If Dante Alighieri wrote his seminal divine comedy today, driving for Uber would almost certainly feature as one of the nine rings. As of 2019, Uber has roughly 110 million users worldwide. Sixty-nine percent market share in the US for ride-sharing and a 25% market share for food delivery. Knowing a few drivers that operate out of New York City leads me to believe that the occupation isn’t for the faint of heart.
Employee reviews are conducted by the customers (the majority of which are intoxicated), 74% of drivers make considerably less than minimum wage and according to a new eye-opening report co-authored by John List, a decorated economist from The University of Chicago. While the average rider only tips on 16% of their transactions, 60% of rideshare customers never tip, and only 1% of these always tip.
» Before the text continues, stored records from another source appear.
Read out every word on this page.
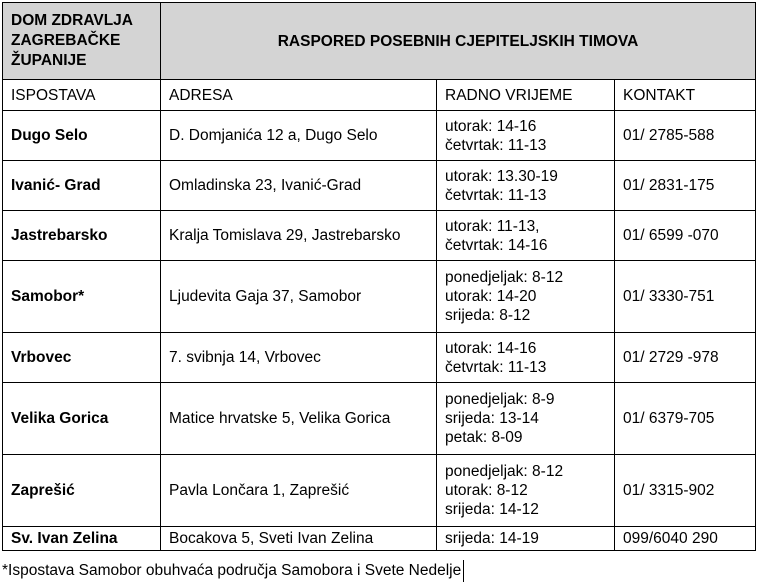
DOM ZDRAVLJA
ZAGREBAČKE
ŽUPANIJE	RASPORED POSEBNIH CJEPITELJSKIH TIMOVA		
ISPOSTAVA	ADRESA	RADNO VRIJEME	KONTAKT
Dugo Selo	D. Domjanića 12 a, Dugo Selo	utorak: 14-16
četvrtak: 11-13	01/ 2785-588
Ivanić- Grad	Omladinska 23, Ivanić-Grad	utorak: 13.30-19
četvrtak: 11-13	01/ 2831-175
Jastrebarsko	Kralja Tomislava 29, Jastrebarsko	utorak: 11-13,
četvrtak: 14-16	01/ 6599 -070
Samobor*	Ljudevita Gaja 37, Samobor	ponedjeljak: 8-12
utorak: 14-20
srijeda: 8-12	01/ 3330-751
Vrbovec	7. svibnja 14, Vrbovec	utorak: 14-16
četvrtak: 11-13	01/ 2729 -978
Velika Gorica	Matice hrvatske 5, Velika Gorica	ponedjeljak: 8-9
srijeda: 13-14
petak: 8-09	01/ 6379-705
Zaprešić	Pavla Lončara 1, Zaprešić	ponedjeljak: 8-12
utorak: 8-12
srijeda: 14-12	01/ 3315-902
Sv. Ivan Zelina	Bocakova 5, Sveti Ivan Zelina	srijeda: 14-19	099/6040 290
*Ispostava Samobor obuhvaća područja Samobora i Svete Nedelje
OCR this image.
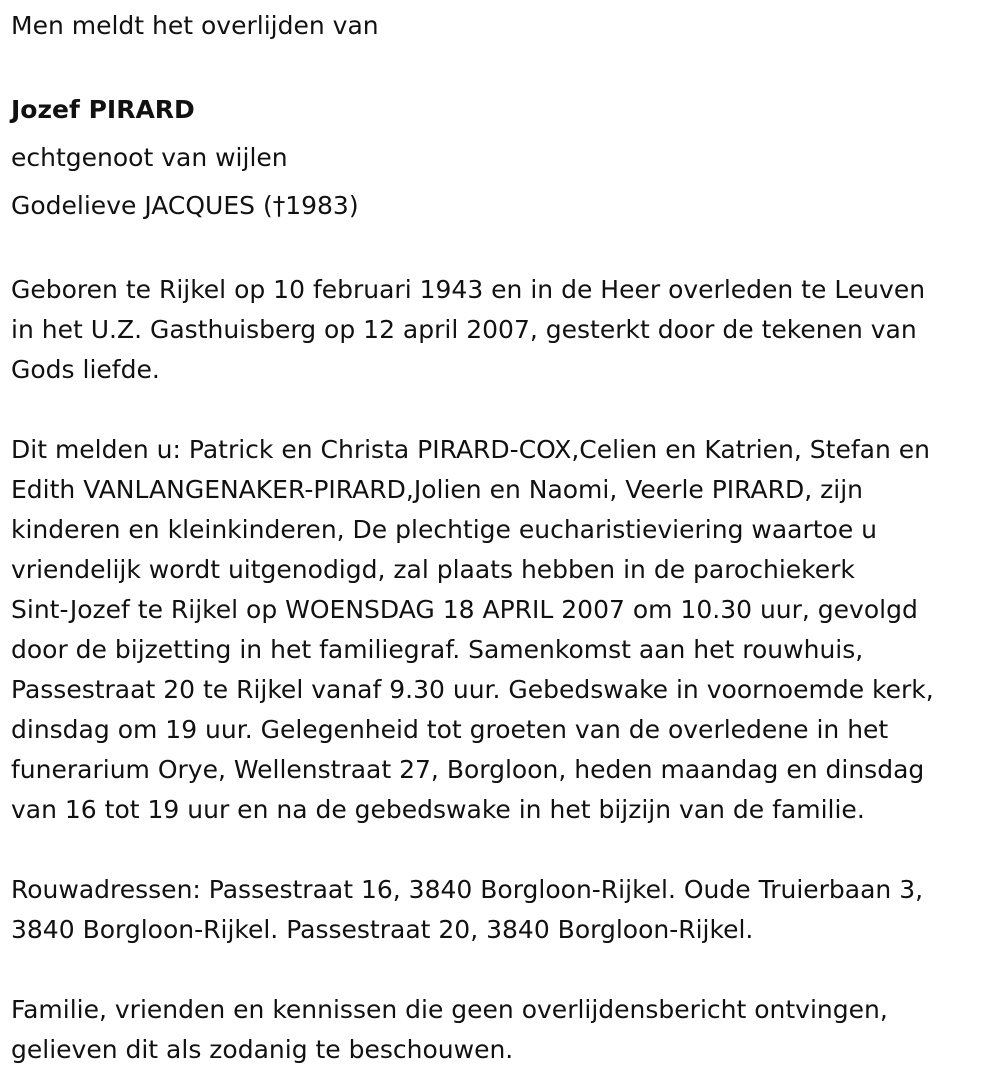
Men meldt het overlijden van

Jozef PIRARD

echtgenoot van wijlen

Godelieve JACQUES (†1983)

Geboren te Rijkel op 10 februari 1943 en in de Heer overleden te Leuven

in het U.Z. Gasthuisberg op 12 april 2007, gesterkt door de tekenen van

Gods liefde.

Dit melden u: Patrick en Christa PIRARD-COX,Celien en Katrien, Stefan en

Edith VANLANGENAKER-PIRARD,Jolien en Naomi, Veerle PIRARD, zijn

kinderen en kleinkinderen, De plechtige eucharistieviering waartoe u

vriendelijk wordt uitgenodigd, zal plaats hebben in de parochiekerk

Sint-Jozef te Rijkel op WOENSDAG 18 APRIL 2007 om 10.30 uur, gevolgd

door de bijzetting in het familiegraf. Samenkomst aan het rouwhuis,

Passestraat 20 te Rijkel vanaf 9.30 uur. Gebedswake in voornoemde kerk,

dinsdag om 19 uur. Gelegenheid tot groeten van de overledene in het

funerarium Orye, Wellenstraat 27, Borgloon, heden maandag en dinsdag

van 16 tot 19 uur en na de gebedswake in het bijzijn van de familie.

Rouwadressen: Passestraat 16, 3840 Borgloon-Rijkel. Oude Truierbaan 3,

3840 Borgloon-Rijkel. Passestraat 20, 3840 Borgloon-Rijkel.

Familie, vrienden en kennissen die geen overlijdensbericht ontvingen,

gelieven dit als zodanig te beschouwen.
“Our field experiment generates data from more than 40 million trips, allowing an exploration of social preferences in the ride-sharing market using big data,” the authors wrote in the report. “Combining experimental and natural variation in the data, we are able to establish tipping facts as well as provide insights into the underlying motives for tipping.”
Taken for a ride
Considering Uber tipping is done completely anonymously and after the service is complete, the fact that more than 15% of trips receive them is a marvel.
These numbers could be much better. Some factors that dictate who tips the most and how much made more sense than others. For instance, users with five-star ratings tipped twice as often as users with 4.75 ratings or lower, while tipping 14% more money. When drivers got matched up with the same customer twice, the rider typically tipped 27% more on the second trip compared to the first.
Men tended to tip on more trips than women (17% vs. 14.3%), though female drivers were tipped 10-12% more by both genders unless they were old. Female drivers above the age of 65 received no discernible tipping advantage compared to men of any age. For whatever reason, tips appeared to be highest between the hours of 3 and 5 a.m., and are also generally high on Fridays and Saturdays around 6 p.m. Of those that consistently tipped, the average amount was $3.11 or about 26% of their fare.
“Field experiments provide an empirical look at consumer behavior that wouldn’t be possible otherwise,” said List, who is the Kenneth C. Griffin Distinguished Service Professor of Economics at University of Chicago, who co-authored the study alongside Bharat Chandar, Uri Gneezy, and Ian Muir.
“In this case, we found clear differences in tipping behavior informed by environmental and demographic factors, such as gender, age, and race.”